Most concise way to check whether a list is empty or contains only None?

Question

Most concise way to check whether a list is empty or contains only None?

I understand that I can test:

if MyList:
    pass

and:

if not MyList:
    pass

but what if the list has an item (or multiple items), but those item/s are None:

MyList = [None, None, None]
if ???:
    pass

Answer 1

One way is to use all and a list comprehension:

if all(e is None for e in myList):
    print('all empty or None')

This works for empty lists as well.

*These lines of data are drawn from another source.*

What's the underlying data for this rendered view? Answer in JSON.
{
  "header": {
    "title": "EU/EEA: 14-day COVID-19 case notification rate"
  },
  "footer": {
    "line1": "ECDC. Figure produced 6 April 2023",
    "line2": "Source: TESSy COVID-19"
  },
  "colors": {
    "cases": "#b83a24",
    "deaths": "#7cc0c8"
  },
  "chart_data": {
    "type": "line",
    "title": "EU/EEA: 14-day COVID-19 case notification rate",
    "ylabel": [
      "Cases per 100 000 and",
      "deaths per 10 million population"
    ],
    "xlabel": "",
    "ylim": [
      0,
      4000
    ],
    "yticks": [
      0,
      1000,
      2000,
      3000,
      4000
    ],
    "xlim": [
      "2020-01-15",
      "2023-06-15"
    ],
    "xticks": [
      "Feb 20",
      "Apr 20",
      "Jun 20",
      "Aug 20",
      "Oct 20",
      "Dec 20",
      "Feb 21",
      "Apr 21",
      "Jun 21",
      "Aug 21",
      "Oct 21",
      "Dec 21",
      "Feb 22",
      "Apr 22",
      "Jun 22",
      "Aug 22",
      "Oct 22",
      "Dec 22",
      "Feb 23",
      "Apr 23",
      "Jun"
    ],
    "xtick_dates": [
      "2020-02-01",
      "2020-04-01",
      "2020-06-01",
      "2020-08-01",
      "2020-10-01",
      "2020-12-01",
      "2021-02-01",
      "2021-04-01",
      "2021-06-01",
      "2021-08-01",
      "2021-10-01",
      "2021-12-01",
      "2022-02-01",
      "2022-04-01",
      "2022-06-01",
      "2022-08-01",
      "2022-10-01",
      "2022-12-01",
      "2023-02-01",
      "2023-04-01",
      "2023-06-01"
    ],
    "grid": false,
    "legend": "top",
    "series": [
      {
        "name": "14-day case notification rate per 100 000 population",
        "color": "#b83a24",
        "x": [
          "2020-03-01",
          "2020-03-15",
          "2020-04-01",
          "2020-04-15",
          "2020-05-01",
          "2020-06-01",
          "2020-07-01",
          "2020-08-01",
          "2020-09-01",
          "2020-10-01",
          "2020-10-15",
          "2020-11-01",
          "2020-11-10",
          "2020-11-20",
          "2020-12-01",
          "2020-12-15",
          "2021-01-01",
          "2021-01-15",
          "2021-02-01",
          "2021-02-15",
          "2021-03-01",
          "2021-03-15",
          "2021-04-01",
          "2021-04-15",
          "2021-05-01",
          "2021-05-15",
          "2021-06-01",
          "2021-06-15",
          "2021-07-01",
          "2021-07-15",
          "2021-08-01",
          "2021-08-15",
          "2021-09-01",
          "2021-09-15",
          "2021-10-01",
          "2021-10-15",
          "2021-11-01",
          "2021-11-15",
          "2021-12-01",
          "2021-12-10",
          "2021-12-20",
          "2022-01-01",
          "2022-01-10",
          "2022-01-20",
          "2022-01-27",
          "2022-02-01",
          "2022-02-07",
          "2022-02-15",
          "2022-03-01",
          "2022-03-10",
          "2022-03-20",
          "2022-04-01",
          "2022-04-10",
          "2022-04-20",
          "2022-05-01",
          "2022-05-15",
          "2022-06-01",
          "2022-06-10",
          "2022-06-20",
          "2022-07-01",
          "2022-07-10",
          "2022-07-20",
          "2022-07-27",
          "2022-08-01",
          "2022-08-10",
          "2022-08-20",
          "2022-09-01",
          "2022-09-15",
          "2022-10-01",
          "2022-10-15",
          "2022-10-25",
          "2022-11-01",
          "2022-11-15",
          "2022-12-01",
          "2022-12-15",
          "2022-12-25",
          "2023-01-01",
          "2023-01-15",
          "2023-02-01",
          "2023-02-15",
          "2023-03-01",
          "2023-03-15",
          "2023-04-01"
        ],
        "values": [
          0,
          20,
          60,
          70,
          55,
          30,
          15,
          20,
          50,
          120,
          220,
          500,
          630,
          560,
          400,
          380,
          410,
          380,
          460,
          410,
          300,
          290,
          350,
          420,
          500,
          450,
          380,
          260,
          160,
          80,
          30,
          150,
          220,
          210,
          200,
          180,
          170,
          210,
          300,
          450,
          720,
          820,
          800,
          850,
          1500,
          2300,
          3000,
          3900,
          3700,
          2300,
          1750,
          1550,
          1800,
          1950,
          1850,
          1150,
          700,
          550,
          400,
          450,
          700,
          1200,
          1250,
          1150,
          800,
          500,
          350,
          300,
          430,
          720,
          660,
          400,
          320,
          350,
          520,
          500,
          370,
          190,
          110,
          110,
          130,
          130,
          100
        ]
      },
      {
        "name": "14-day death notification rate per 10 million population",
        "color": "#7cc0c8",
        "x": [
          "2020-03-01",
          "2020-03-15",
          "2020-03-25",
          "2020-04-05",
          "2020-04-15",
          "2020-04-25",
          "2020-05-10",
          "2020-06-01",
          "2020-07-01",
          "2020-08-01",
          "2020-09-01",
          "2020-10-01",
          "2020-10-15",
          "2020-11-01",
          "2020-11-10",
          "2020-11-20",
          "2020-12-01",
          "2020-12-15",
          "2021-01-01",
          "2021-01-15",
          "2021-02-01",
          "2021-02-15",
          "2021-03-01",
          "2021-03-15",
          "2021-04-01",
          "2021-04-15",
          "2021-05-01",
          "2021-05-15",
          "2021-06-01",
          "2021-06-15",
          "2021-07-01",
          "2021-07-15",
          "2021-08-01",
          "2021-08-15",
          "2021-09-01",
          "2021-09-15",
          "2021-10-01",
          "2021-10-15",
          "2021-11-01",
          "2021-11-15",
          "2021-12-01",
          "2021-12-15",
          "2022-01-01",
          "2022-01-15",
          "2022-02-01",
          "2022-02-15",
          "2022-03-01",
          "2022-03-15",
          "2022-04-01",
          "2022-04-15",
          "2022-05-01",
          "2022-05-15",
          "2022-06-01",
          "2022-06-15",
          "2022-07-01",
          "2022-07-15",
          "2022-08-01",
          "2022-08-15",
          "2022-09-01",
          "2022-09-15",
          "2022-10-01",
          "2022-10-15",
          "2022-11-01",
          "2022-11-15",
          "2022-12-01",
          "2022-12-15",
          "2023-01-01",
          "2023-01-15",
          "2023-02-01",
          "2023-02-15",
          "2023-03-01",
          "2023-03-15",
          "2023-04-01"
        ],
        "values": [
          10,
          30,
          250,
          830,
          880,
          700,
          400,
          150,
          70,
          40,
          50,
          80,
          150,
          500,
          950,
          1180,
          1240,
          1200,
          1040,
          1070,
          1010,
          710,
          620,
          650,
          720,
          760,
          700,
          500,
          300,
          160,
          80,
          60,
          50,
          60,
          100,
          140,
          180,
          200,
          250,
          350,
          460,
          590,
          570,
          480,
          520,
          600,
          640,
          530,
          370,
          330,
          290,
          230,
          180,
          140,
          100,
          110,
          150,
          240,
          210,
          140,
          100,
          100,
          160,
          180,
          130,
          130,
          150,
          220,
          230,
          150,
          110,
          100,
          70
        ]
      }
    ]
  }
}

More generally, to test whether the list only contains things that evaluate to False , you can use any :

if not any(myList):
    print('all empty or evaluating to False')

Answer 2

You can use the all() function to test is all elements are None:

a = []
b = [None, None, None]
all(e is None for e in a) # True
all(e is None for e in b) # True

Answer 3

You can directly compare lists with == :

if x == [None,None,None]:

if x == [1,2,3]

Answer 4

If you are concerned with elements in the list which evaluate as true:

if mylist and filter(None, mylist):
    print "List is not empty and contains some true values"
else:
    print "Either list is empty, or it contains no true values"

If you want to strictly check for None , use filter(lambda x: x is not None, mylist) instead of filter(None, mylist) in the if statement above.